KINGSTON — The Grace Daley House has been standing at 165 Main St. for nearly 200 years. But the fate of the historic building is now up to the town voters.
Two warrant articles will appear on the ballot at Town Meeting March 12 after no amendments were made at the deliberative session Saturday.
One article asks residents to spend $150,000 on repairs to the building. Another article asks residents if they should raze the building if the previous article does not pass.
The house, which is owned by the town, is used now by a part-time thrift shop and for storage space. Last year, the town determined the house was in need of extensive repairs, including a new foundation and roof.
“I would be against putting this money into the building,” Selectman Mark Heitz said. “If you looked at the cost associated with the building and what we are using it for now, it doesn’t make any sense to me.”
But Virginia Morse, chairman of the Kingston Historical District Commission, said the building is an important part of the town’s history.
“There’s a rhythm and pattern to the buildings in homes and schools, offices and town buildings,” Morse said. “This is just part of the pattern. We’ve already lost two patterns on the old Sanborn Regional High School campus. I would really like to try to save this.”

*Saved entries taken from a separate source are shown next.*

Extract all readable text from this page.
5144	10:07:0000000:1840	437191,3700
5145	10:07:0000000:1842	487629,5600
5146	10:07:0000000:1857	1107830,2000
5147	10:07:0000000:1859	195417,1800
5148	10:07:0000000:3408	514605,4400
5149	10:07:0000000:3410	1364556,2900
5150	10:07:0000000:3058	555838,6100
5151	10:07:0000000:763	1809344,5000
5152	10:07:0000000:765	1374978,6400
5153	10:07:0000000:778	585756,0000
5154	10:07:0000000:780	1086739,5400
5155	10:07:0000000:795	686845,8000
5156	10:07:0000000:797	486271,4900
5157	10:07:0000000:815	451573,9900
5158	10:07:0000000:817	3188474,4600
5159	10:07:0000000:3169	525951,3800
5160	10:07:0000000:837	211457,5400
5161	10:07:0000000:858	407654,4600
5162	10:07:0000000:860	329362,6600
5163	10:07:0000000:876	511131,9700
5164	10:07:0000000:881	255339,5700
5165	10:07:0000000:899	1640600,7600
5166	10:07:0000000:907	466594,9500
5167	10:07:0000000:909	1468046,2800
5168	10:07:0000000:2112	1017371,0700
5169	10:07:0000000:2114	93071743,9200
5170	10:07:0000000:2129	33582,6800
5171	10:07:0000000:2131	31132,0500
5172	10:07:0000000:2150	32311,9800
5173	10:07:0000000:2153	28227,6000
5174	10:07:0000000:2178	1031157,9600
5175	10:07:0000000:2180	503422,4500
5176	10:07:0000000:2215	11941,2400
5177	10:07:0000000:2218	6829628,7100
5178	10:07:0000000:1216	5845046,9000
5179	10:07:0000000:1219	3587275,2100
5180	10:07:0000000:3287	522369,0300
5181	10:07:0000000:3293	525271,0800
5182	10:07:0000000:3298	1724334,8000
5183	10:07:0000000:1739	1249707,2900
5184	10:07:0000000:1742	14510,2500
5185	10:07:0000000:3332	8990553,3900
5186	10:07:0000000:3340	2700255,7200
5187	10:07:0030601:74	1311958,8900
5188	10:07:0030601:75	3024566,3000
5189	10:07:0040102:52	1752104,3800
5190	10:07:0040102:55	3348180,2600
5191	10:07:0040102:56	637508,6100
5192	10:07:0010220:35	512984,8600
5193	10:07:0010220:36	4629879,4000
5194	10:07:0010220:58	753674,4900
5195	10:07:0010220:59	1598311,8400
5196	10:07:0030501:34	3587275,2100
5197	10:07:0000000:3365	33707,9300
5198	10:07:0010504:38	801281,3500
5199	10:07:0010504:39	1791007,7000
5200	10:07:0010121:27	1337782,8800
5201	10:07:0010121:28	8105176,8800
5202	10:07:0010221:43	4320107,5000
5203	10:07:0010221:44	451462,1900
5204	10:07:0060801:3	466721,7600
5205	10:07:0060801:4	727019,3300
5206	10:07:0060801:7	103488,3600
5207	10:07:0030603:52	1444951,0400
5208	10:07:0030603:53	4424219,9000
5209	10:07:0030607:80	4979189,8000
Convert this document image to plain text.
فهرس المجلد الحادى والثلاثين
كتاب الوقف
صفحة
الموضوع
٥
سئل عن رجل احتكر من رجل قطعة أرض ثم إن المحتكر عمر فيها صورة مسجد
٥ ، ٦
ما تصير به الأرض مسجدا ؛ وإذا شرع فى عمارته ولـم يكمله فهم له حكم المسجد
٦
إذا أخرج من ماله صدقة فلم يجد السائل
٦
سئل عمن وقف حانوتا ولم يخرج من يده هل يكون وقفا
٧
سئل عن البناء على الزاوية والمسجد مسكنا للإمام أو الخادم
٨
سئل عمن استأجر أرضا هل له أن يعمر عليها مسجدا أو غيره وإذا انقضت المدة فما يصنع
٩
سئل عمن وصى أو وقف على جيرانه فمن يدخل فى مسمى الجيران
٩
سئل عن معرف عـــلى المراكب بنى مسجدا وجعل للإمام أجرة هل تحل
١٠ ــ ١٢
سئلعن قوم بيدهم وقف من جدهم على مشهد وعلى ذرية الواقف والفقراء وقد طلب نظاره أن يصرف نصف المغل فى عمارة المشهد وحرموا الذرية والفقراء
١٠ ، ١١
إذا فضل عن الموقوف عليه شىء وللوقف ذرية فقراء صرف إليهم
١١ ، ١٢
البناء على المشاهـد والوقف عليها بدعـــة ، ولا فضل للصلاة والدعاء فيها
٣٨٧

The house was built in 1834. It was used as a Congregational Church parsonage and a barbershop. The town bought the building in 1972. It’s now used by Kingston Community House, a nonprofit organization.
Morse said she realizes the town is asking for a lot of money for a little-used building, but said revitalizing it would be a priority for the commission.
“There are lots of uses that towns have for historic buildings,” Morse said. “People are always looking for a place to hold meetings. Towns who preserve historic buildings are healthier, more vibrant and economically more appealing.”